As has happened with his stance on other matters such as Turkey, in government Boris Johnson has very much changed his tune on Donald Trump.

As mayor of London, last December he called Trump “unfit” to be president and “stupefyingly ignorant” over his comments on Muslims.

“I would invite him to come and see the whole of London and take him round the city, except that I wouldn’t want to expose London to any unnecessary risk to meeting Donald Trump,” Johnson said amid a storm of criticism over the presidential contender’s call to ban Muslims from entering America.

Eleven months later, and Johnson’s altogether more diplomatic language after the election could not be in starker contrast.

Congratulations to Donald Trump and much looking forward to working with his administration on global stability and prosperity

— Boris Johnson (@BorisJohnson) November 9, 2016

A contrast in tone

The French government has expressed concern over the US election outcome. President Hollande spoke of the need for “vigilance and frankness” and to challenge Trump’s campaign statements.

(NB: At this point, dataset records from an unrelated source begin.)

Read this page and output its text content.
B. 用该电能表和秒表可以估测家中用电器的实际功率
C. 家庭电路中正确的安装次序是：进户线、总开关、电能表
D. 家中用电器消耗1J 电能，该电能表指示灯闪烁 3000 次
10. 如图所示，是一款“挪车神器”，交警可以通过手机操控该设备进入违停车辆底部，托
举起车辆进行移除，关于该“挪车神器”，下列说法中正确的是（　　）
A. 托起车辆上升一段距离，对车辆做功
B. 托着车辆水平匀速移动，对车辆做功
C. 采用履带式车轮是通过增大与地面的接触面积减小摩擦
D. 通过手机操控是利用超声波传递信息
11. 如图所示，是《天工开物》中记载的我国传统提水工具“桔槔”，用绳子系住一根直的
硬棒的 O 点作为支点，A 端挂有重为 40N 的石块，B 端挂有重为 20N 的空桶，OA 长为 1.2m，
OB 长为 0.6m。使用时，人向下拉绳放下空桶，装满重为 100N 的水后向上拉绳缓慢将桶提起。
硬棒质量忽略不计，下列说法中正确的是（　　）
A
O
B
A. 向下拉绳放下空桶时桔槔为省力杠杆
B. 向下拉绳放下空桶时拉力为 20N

In contrast, such concern has been absent from official British pronouncements. The foreign secretary’s reaction also underlines the UK government’s pragmatic stance.

Both British and German leaders underlined values of democracy and freedom that their countries shared with the US.

However, where Angela Merkel’s response also referred to matters such as human rights and climate change, Theresa May stressed shared values of enterprise.

During the US presidential election campaign, British politicians were as shocked as others on the continent at Donald Trump’s violent campaign rhetoric, insults, peddling of lies and conspiracy theories, as well as the revelations of his mistreatment of women and allegations of sexual assault.


But American voters had other priorities – and deep-rooted anger over the economy, jobs, the political establishment, globalisation, immigration and other issues saw the billionaire tycoon elected.

Amid the new reality and no doubt with more than half an eye on the post-Brexit era, Britain is very much talking up its much-cited “special relationship” with the United States.